早霜(駆逐艦)
はやしも
竣工~マリアナ沖海戦まで
アジア太平洋戦争中の大日本帝国海軍に存在した夕雲型駆逐艦の17番艦。1942年度(マル急計画)仮称第345号艦として1943年1月20日に舞鶴海軍工廠で建造され、翌1944年2月20日に竣工し、横須賀鎮守府籍となったが、呉を定係港にしていた。
まず第十一水雷戦隊で乗員の訓練を受け、5月10日にタウイタウイに向け出航したが、この時期にはもはや駆逐艦へも十分な訓練を施すだけの油がなく、内地においてはわずか3ヶ月弱という凄まじい詰め込み訓練だった。タウイタウイ現地で飛鷹、隼鷹、龍鳳らの警戒艦となり、いまだ技量未熟ながら、いきなり基地周辺の対潜掃討などに投入され、この実戦をそのまま訓練の代わりにしていた。
続けて、翌月19日のマリアナ沖海戦では乙部隊に合流し作戦に参加、これが初陣となった。しかし早霜は初陣ながら2機を立て続けに撃墜している。この戦いでは、大火災を起こし総員退艦命令が出された飛鷹の乗員たちを救助した。
その後呉に戻り、20ミリ単装機銃や25mm連装機銃などの対空兵装を大幅追加する改装を受ける。
7月1日に第五戦隊を護衛しリンガ泊地に到着、のちに秋霜、清霜とともに第二駆逐隊を編成し、第二艦隊・第二水雷戦隊に編入された。
レイテ沖海戦群に参加
その後、早霜は10月23日に生起したレイテ沖海戦群に栗田艦隊に属して参加する。翌々日にサマール島へ移動するが、この際、至近弾を浴びて舷側に無数の破孔が空き、燃料タンクに海水が流れ込む損傷を受ける。燃料と海水を分離するためには、ドラム缶に燃料を汲み取った上で揺らさないよう12ノットの低速で走りつつ分離を待ち、柄杓で上澄みを掬う方法しかなかったといい、本艦はしびれを切らした旗艦能代により、コロン島への単独回航を命じられた。
この燃料分離作業を行いながら航行していた26日、敵機に発見されたが、艦長の平山敏夫中佐は艦橋の天蓋から身を乗り出し、航海長の肩を蹴飛ばすという戦車のような操艦で爆撃を回避、さらには艦首を風上に向けることにより豪快な艦首波を発生させ、12ノットをあたかも20ノットで走っているように見せかけて敵機の照準を狂わせるという奇策を用い、追撃を避けきった・・・かに見えた。

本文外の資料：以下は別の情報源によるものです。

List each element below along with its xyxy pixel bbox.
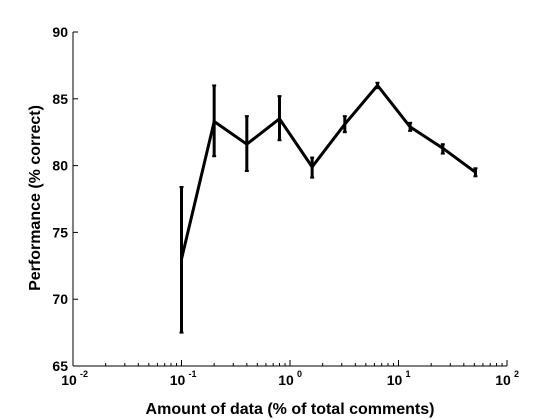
y-tick-label: 70 <box>52 291 68 307</box>
x-tick-label: 10 <box>61 372 77 388</box>
data-point <box>212 120 216 124</box>
y-tick-label: 85 <box>52 91 68 107</box>
data-point <box>408 125 412 129</box>
y-tick-label: 90 <box>52 24 68 40</box>
x-axis-label: Amount of data (% of total comments) <box>146 401 435 418</box>
y-axis-label: Performance (% correct) <box>27 105 44 291</box>
x-tick-exponent: -1 <box>189 369 197 379</box>
y-tick-label: 80 <box>52 158 68 174</box>
x-tick-exponent: -2 <box>80 369 88 379</box>
data-layer <box>179 81 478 334</box>
x-tick-label: 10 <box>387 372 403 388</box>
x-tick-label: 10 <box>495 372 511 388</box>
x-tick-exponent: 1 <box>406 369 411 379</box>
data-point <box>343 122 347 126</box>
axes <box>72 32 507 367</box>
y-tick-label: 75 <box>52 224 68 240</box>
x-tick-label: 10 <box>278 372 294 388</box>
data-point <box>277 117 281 121</box>
y-tick-label: 65 <box>52 358 68 374</box>
x-tick-exponent: 2 <box>514 369 519 379</box>
data-point <box>310 165 314 169</box>
data-point <box>473 170 477 174</box>
series-line <box>180 83 477 260</box>
tick-marks <box>72 31 508 367</box>
data-point <box>245 142 249 146</box>
data-point <box>441 146 445 150</box>
data-point <box>180 257 183 261</box>
data-point <box>375 83 379 87</box>
x-tick-exponent: 0 <box>297 369 302 379</box>
x-tick-label: 10 <box>170 372 186 388</box>
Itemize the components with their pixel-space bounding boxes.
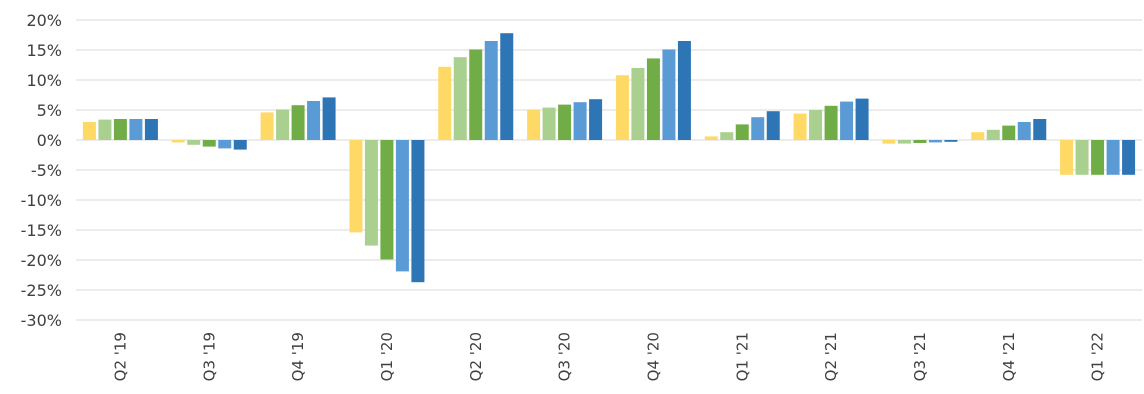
- bar: [928, 140, 942, 143]
- x-tick-label: Q2 '21: [822, 332, 840, 381]
- bar: [1122, 140, 1136, 175]
- y-tick-label: 20%: [26, 11, 62, 30]
- bar: [793, 113, 807, 140]
- bar: [735, 124, 749, 140]
- bar: [1060, 140, 1074, 175]
- bar: [1002, 125, 1016, 140]
- bar: [1017, 122, 1031, 140]
- x-tick-label: Q4 '20: [644, 332, 662, 381]
- x-tick-label: Q1 '21: [733, 332, 751, 381]
- y-tick-label: -30%: [21, 311, 62, 330]
- bar: [380, 140, 394, 260]
- gridlines: [76, 19, 1142, 321]
- x-tick-label: Q4 '21: [1000, 332, 1018, 381]
- x-tick-label: Q3 '20: [556, 332, 574, 381]
- bar: [144, 119, 158, 140]
- bar: [291, 105, 305, 140]
- x-axis-tick-labels: Q2 '19 Q3 '19 Q4 '19 Q1 '20 Q2 '20 Q3 '20 Q4 '…: [111, 332, 1106, 381]
- bar: [411, 140, 425, 283]
- bar: [986, 129, 1000, 140]
- x-tick-label: Q2 '19: [111, 332, 129, 381]
- bar: [438, 66, 452, 140]
- bar: [276, 109, 290, 140]
- bar: [307, 101, 321, 140]
- bar: [1091, 140, 1105, 175]
- bar: [187, 140, 201, 145]
- bar: [704, 136, 718, 140]
- bar: [527, 109, 541, 140]
- bar: [751, 117, 765, 140]
- y-tick-label: -5%: [31, 161, 62, 180]
- bar: [573, 102, 587, 140]
- bar: [1106, 140, 1120, 175]
- bar: [677, 41, 691, 140]
- bar: [98, 119, 112, 140]
- y-tick-label: -10%: [21, 191, 62, 210]
- x-tick-label: Q3 '21: [911, 332, 929, 381]
- bar: [766, 111, 780, 140]
- bar: [1075, 140, 1089, 175]
- x-tick-label: Q1 '20: [378, 332, 396, 381]
- y-tick-label: -15%: [21, 221, 62, 240]
- bar: [82, 122, 96, 140]
- bar: [218, 140, 232, 149]
- bar: [469, 49, 483, 140]
- bar: [615, 75, 629, 140]
- bar: [113, 119, 127, 140]
- x-tick-label: Q1 '22: [1089, 332, 1107, 381]
- bar: [558, 104, 572, 140]
- bar: [453, 57, 467, 141]
- bar: [631, 68, 645, 140]
- bar: [646, 58, 660, 140]
- bar: [202, 140, 216, 147]
- bar: [484, 41, 498, 140]
- bar: [589, 99, 603, 140]
- bar: [260, 112, 274, 140]
- bar: [322, 97, 336, 140]
- bar: [840, 101, 854, 140]
- bars: [82, 33, 1136, 283]
- bar: [233, 140, 247, 150]
- y-axis-tick-labels: 20% 15% 10% 5% 0% -5% -10% -15% -20% -25% -30%: [21, 11, 62, 330]
- bar: [882, 140, 896, 144]
- bar: [542, 107, 556, 140]
- y-tick-label: 5%: [37, 101, 62, 120]
- bar: [171, 140, 185, 143]
- bar: [364, 140, 378, 246]
- bar: [971, 132, 985, 140]
- bar: [129, 119, 143, 140]
- bar: [500, 33, 514, 141]
- y-tick-label: 10%: [26, 71, 62, 90]
- bar: [824, 105, 838, 140]
- bar: [662, 49, 676, 140]
- y-tick-label: -25%: [21, 281, 62, 300]
- bar: [349, 140, 363, 233]
- y-tick-label: -20%: [21, 251, 62, 270]
- bar: [913, 140, 927, 143]
- bar: [809, 110, 823, 140]
- bar: [944, 140, 958, 142]
- bar: [1033, 119, 1047, 140]
- y-tick-label: 0%: [37, 131, 62, 150]
- bar: [897, 140, 911, 144]
- x-tick-label: Q4 '19: [289, 332, 307, 381]
- y-tick-label: 15%: [26, 41, 62, 60]
- x-tick-label: Q3 '19: [200, 332, 218, 381]
- bar: [395, 140, 409, 272]
- bar: [720, 132, 734, 140]
- bar: [855, 98, 869, 140]
- x-tick-label: Q2 '20: [467, 332, 485, 381]
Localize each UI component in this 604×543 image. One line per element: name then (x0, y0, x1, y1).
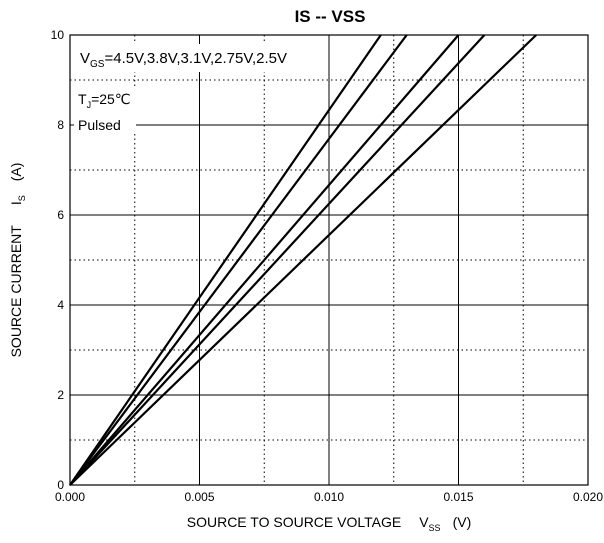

ところが1本の魚雷が命中して航行不能に近い状態に追いやられる。その上機銃掃射でハチの巣にされ、機銃員に死傷者が出たが、乗員たちはそれにめげず、機関兵までが飛び出してきて機銃を撃ちまくっていたという。
早霜は沈没を防ぐためセミララ島の浅瀬へ微速でのし上げ、擱座した。
同日、早霜の救援に2隻の駆逐艦が訪れる。不知火と藤波である。早霜は「敵襲ノ恐レアリ、来ルナ」と信号を送るが、不知火はそれに構わず沖合1000メートルに停止し、救助のカッターを下ろし始めた。だが早霜の悪い予感は的中し、作業を始めた直後、敵機の来襲に離脱が間に合わなかった不知火は艦中央部への爆弾直撃により轟沈、乗組員は全員が絶命。続けて救援にきた藤波もまた、空襲を受け沈没し、前日に藤波が救援した鳥海の乗組員もろとも、一人残らず戦死してしまう。
結局、乗組員は2週間ほど放置されたが、別の救助船により救助された。
そして擱座した早霜はセミララ島に放棄されたのち、船体を米軍が捕獲し調査しているが、その後の消息は定かではない。一説には米駆逐艦・ウォーカーにより完全破壊されたといわれているが、終戦時に残っていたとする説もあるという。